Sunday, October 2, 2011

A Cold Front Weekend In Cape May

[The signature bird of the weekend: Northern Flicker. I tried like hek to get a picture of the signature sound of the weekend, that being a flicker squealing as a Sharp-shinned Hawk tries to rip its tailfeathers out, but this was the best I could do. . .]

On Saturday I joked to Michael as I reached the end of the line of people at the top of the Higbee Beach dike, "Standing room only,eh?" Which is a a bit of a joke anyway, since you don't sit at the dike. Michael looked down the line of people drawn to this famous place (and often disappointed, I hasten to add - we had a bunch of warblers including a "great" look at a flyby Connecticut, but it ain't a simple thing up there and most people are happier in the fields). Then he said, "Well, it is a cold front Saturday in October."

And it was, and Sunday morning Tony Leukering aptly texted, "If you're not out, get out, as there are birds everywhere: NOFL, warblers, sparrows, raptors" . . .two good days to be alive and be a birder.

eBird tells me I saw 131 species this weekend, pretty great stuff. But what was really special was the way, with patience and stealth, it was possible to get close to some of these migrants. . . which leads me to propose, tongue in cheek and based on some of the "violations" seen this weekend, "The Rules of Higbee Beach," where I spent Saturday and Sunday mornings. Take this tongue in cheek, and put the word "please" in front of each:

1. Slow the hek down. Ooze along the trail, please.
2. Shut the hek up.
3. Lose the bright or white clothing, especially hats.
4. You will never catch up with a bird by running after it.
5. You will never get closer to a bird by moving towards it.
6. If 20 people stand there waiting for the Connecticut to pop up, it won't. And it was probably a Common Yellowthroat anyway.
7. If you swing your camera or bins, the bird will flush. Slowly, please.
8. If someone is standing dead still aiming their camera or binoculars at the bushes, there's probably a reason. Ask them, with a whisper - and go around them, if you must.

Okay, enough of the semi-diatribe.

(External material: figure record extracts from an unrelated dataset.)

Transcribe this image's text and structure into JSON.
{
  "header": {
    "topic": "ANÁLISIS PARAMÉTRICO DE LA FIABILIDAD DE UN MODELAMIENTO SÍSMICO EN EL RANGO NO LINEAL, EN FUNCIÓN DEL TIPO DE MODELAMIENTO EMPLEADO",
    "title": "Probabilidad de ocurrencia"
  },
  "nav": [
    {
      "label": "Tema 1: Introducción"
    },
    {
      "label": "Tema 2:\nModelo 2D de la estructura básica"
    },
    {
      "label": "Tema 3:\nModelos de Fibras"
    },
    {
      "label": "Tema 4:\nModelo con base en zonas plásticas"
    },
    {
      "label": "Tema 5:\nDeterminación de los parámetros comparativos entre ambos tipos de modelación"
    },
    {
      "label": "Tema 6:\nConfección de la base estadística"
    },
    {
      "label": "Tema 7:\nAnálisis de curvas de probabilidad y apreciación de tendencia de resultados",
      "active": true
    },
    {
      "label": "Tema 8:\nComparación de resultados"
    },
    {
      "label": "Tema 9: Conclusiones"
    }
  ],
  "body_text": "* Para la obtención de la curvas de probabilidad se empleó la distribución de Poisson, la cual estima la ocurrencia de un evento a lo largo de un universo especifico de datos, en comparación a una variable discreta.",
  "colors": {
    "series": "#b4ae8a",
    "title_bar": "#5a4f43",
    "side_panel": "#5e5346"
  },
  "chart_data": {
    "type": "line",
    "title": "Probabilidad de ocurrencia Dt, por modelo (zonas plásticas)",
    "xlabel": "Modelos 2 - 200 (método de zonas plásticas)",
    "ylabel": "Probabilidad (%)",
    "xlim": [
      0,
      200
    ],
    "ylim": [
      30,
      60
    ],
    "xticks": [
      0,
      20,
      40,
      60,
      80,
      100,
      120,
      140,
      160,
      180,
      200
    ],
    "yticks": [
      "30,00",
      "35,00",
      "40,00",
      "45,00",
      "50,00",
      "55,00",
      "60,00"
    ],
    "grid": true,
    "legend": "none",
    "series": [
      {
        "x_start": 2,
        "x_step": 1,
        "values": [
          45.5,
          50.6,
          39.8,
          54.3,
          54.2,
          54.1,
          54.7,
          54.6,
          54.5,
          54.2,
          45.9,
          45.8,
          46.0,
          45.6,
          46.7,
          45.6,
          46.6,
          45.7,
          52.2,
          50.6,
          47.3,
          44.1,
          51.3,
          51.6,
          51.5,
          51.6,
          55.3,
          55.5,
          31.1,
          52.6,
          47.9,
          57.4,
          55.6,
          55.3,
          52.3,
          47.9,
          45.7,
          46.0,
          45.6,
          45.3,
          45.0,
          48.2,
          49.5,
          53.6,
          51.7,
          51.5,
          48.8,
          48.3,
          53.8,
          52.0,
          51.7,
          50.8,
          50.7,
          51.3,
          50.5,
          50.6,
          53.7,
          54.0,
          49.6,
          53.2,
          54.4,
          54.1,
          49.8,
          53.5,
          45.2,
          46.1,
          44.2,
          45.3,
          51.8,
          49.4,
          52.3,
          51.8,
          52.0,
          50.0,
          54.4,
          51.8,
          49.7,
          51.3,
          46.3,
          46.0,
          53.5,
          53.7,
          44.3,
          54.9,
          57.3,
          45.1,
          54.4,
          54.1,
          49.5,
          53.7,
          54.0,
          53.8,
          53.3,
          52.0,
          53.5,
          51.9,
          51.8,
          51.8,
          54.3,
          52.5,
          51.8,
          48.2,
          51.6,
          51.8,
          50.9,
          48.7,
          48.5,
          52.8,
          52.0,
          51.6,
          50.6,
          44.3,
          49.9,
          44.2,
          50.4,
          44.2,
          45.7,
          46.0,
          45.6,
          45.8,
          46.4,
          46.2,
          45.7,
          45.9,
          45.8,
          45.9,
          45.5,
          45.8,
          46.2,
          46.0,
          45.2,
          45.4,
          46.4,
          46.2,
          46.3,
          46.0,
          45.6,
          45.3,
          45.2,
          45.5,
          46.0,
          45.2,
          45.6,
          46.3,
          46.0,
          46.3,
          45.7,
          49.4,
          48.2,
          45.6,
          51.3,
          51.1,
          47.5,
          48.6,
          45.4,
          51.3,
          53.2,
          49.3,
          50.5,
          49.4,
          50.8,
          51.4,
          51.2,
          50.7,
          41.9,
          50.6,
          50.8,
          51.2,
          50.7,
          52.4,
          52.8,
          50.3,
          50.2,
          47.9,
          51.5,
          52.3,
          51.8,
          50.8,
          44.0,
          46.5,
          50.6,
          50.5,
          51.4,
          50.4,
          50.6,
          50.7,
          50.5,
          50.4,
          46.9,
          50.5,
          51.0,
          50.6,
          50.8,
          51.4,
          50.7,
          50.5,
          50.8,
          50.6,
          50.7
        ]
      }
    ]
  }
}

Here's why my pal Vince Elia takes the last week of September and the first week of October off every year. The cuckoo, vireo, Parula, and yellowthroat were at Higbee; the rest are from a Chinese elm near Lily Lake.

[Learn from the Yellow-billed Cuckoo - be still, cock your head slowly, look around for your quarry. Be still some more. And some more.]

[Northern Parulas were everywhere, overhead, in the trees, at the elm sap wells in Cape May Point gleaning minute insects. Tsiping in the night. . .it's been a great year for them.]

[Red-eyed Vireos congregated at ripe Porcelain Berry clusters, though this one was in a cherry.]

[Not everything skulking in the ragweed with some yellow, some green, and an eyering is a Connecticut. Witness this Common Yellowthroat. . .]

[Dueling warblers - Blackpoll left, Black-throated Blue right. Search the Chinese Elms of Cape May Point for the next 2-3 weeks. . .]

[And, finally, Cape May's namesake warbler, left, with an acrobatic Blackpoll. Megan Crewe told me her Field Guide's group's first bird was a Cape May Warbler, way to go!]


  1. Great portraits, Don. Hope I can make it to CM sometime this fall.

  2. Don, I echo your concern about the new film "The Big Year" ~ thought you would enjoy this interview w/leading actors...they seem sincere and respectful...I hope!